Tommy McRae sketchbook
Tommy McRae: the Kwatkwat artist who worked in pen and ink at Lake Moodemere and sued a photographer who refused to pay him
He worked lying at full length on the ground, propped on one elbow, and he always started at the feet. Building each figure upward from the ground in pen and ink, never making a correction, he produced drawings of extraordinary precision: each leaf, each clan marking, each feather headdress clearly delineated, the figures clustered and dynamic against landscapes of sparse eucalypts and open earth. Tommy McRae was born around 1835, probably near the junction of the Goulburn and Murray rivers in Victoria, a man of the Kwatkwat people whose Aboriginal names were Yackaduna and Warra-euea. He died on 15 October 1901 and is buried in the Carlyle cemetery at Wahgunyah.

Tommy McRae sketches
When other Aboriginal people in his region were being moved to mission reserves, McRae refused to leave his country. He worked as a stockman for pastoralists along the Upper Murray through the 1840s and 1850s, and began drawing around 1861. His first drawings were collected at Barnawartha by sculptor Theresa Walker under the name Tommy Barnes, possibly after a Wodonga employer. In the 1860s he met Roderick Kilborn, a Canadian telegraph master and justice of the peace at Wahgunyah, who became his chief patron, commissioned drawings from 1865 onward and published articles about McRae in the Corowa Free Press. Kilborn supplied paper and ink. McRae settled with his family at Lake Moodemere, raised poultry, fished Murray cod, made possum-skin rugs and shields, and sold his drawings to travellers and collectors who sought them out.

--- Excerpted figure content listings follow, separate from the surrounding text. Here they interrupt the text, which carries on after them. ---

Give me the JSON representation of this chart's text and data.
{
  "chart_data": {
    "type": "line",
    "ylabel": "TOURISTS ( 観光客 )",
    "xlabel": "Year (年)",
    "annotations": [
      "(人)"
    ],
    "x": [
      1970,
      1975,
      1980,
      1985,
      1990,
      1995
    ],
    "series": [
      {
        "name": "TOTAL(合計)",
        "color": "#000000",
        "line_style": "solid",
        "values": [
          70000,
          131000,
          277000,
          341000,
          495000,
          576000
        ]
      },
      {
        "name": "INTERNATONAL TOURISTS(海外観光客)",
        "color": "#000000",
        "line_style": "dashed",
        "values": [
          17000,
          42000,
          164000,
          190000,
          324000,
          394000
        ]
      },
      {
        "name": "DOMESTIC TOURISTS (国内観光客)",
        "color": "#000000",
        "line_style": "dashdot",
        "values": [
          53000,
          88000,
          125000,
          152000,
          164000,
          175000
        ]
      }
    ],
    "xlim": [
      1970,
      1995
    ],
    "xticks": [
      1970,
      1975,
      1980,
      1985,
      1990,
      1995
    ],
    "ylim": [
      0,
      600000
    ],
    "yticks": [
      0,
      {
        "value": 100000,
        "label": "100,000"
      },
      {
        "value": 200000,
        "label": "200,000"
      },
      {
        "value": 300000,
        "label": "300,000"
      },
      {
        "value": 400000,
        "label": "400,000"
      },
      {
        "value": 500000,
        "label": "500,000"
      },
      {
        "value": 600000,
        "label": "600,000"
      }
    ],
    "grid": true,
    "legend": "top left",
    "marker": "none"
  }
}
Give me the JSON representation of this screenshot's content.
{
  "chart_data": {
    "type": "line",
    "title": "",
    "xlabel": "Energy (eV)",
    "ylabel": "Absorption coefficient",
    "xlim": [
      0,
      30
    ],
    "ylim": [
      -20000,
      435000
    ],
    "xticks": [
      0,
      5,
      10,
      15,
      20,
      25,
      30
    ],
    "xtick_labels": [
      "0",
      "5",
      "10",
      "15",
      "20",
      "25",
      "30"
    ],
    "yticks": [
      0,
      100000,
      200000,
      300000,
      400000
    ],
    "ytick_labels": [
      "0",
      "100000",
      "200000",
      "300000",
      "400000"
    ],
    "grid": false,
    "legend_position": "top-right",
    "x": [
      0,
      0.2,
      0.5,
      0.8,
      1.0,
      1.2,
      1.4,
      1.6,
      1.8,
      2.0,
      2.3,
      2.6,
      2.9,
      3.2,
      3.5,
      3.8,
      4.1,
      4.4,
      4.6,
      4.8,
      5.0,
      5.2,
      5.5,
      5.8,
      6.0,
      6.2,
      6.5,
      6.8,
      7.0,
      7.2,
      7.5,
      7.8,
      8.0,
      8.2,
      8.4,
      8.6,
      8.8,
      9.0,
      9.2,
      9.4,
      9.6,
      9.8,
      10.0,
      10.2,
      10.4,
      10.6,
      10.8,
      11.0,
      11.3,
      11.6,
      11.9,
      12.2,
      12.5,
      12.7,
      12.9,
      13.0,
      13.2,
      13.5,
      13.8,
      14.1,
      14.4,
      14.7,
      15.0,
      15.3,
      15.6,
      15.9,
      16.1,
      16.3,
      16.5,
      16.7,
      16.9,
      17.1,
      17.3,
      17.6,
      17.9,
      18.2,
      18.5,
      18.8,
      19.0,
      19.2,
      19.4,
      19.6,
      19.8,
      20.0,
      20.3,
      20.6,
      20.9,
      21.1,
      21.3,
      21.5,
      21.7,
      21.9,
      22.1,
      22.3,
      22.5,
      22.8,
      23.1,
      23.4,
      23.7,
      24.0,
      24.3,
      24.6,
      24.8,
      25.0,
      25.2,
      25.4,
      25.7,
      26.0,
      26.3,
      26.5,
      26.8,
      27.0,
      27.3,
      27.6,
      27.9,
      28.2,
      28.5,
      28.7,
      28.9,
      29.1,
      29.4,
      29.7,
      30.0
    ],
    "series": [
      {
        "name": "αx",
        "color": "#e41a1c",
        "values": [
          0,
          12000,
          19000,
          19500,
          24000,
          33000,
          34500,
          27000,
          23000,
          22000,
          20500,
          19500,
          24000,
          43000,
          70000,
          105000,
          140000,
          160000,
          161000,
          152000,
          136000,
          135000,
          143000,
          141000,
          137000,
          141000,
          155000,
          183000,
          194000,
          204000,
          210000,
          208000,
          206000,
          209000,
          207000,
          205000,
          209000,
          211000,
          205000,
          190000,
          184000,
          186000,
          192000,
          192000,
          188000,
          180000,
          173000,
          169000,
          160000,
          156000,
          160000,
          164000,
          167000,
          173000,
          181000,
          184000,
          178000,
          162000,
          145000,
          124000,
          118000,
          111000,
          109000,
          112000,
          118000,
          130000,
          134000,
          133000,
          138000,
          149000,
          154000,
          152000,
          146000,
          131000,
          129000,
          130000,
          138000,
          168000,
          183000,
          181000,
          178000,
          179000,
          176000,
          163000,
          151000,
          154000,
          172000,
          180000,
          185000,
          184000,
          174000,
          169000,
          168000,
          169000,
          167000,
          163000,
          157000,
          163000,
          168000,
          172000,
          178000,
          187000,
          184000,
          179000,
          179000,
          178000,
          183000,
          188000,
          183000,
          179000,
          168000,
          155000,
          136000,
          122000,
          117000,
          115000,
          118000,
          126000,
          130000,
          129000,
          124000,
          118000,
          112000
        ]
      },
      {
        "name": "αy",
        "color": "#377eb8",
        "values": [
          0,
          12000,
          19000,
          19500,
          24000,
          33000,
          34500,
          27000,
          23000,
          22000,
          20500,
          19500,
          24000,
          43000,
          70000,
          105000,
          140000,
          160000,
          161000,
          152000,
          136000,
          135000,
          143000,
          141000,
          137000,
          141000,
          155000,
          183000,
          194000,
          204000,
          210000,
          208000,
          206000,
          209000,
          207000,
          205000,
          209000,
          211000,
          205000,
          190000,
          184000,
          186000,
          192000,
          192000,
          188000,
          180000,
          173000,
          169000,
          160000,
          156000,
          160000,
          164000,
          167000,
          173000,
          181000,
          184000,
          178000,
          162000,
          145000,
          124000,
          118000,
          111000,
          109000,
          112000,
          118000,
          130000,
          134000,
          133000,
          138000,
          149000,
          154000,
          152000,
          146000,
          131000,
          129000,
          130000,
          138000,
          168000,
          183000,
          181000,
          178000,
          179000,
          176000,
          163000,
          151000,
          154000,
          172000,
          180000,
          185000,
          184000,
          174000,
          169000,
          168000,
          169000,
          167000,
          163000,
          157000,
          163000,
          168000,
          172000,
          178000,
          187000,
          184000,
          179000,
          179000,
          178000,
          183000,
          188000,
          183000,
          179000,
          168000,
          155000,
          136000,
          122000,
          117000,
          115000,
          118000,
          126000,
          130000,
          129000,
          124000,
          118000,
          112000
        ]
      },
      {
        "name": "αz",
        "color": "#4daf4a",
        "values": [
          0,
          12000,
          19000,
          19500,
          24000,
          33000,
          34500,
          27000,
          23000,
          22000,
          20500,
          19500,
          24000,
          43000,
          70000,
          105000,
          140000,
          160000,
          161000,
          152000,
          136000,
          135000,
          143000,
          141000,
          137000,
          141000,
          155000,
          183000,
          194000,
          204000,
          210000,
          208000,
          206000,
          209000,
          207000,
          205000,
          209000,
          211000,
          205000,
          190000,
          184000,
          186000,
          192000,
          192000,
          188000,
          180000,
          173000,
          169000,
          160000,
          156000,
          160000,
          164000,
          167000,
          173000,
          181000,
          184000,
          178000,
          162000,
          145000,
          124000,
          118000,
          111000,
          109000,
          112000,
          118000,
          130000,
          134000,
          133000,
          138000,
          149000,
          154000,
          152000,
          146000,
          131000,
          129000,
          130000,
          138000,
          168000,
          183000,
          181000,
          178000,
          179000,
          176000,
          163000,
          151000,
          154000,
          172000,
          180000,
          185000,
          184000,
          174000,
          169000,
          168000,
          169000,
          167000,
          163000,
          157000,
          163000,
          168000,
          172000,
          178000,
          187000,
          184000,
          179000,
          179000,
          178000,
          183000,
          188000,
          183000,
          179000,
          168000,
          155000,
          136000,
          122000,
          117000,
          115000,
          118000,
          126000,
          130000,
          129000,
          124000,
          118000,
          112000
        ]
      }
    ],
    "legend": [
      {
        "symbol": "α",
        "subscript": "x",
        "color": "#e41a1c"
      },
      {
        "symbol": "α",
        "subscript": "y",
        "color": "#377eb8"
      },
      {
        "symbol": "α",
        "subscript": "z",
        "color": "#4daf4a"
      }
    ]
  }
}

His subject matter was almost entirely the world of the Kwatkwat and neighbouring peoples: corroborees, hunting, fishing, ceremonies, figures in clan designs and feather headdresses. Where contemporary European artists depicted Aboriginal people as curiosities observed from the outside, McRae placed Indigenous people at the centre of his compositions in full action, with squatters and European settlers on the edges. He also drew Chinese settlers on the goldfields and chronicled the life of William Buckley, the convict who lived for thirty years with the Wathaurung people, focusing on his time within Aboriginal society rather than on his return to the settler world. In 1896 his drawings were used without credit to illustrate K. Langloh Parker's Australian Legendary Tales, published in London; the correct attribution was only established later when his name was found inscribed on the original drawings in Andrew Lang's papers. In 1897 he and another Aboriginal man sued a photographer at the Corowa court for failing to pay £10 he had promised in exchange for permission to photograph Aboriginal people at Lake Moodemere. The case was dismissed but the action itself was a demonstration of his legal confidence and independence. Between 1890 and 1897 all his children were taken from him under government regulations and sent to reserves across Victoria. He never saw them again.
His work is held at the NGA, the National Museum of Australia, the National Library of Australia, the State Library of Victoria, the State Library of New South Wales, Melbourne Museum and the NGV, which holds a notebook from 1875 and a sketchbook from around 1891 with impeccable provenance, passed directly from Kilborn to his descendants.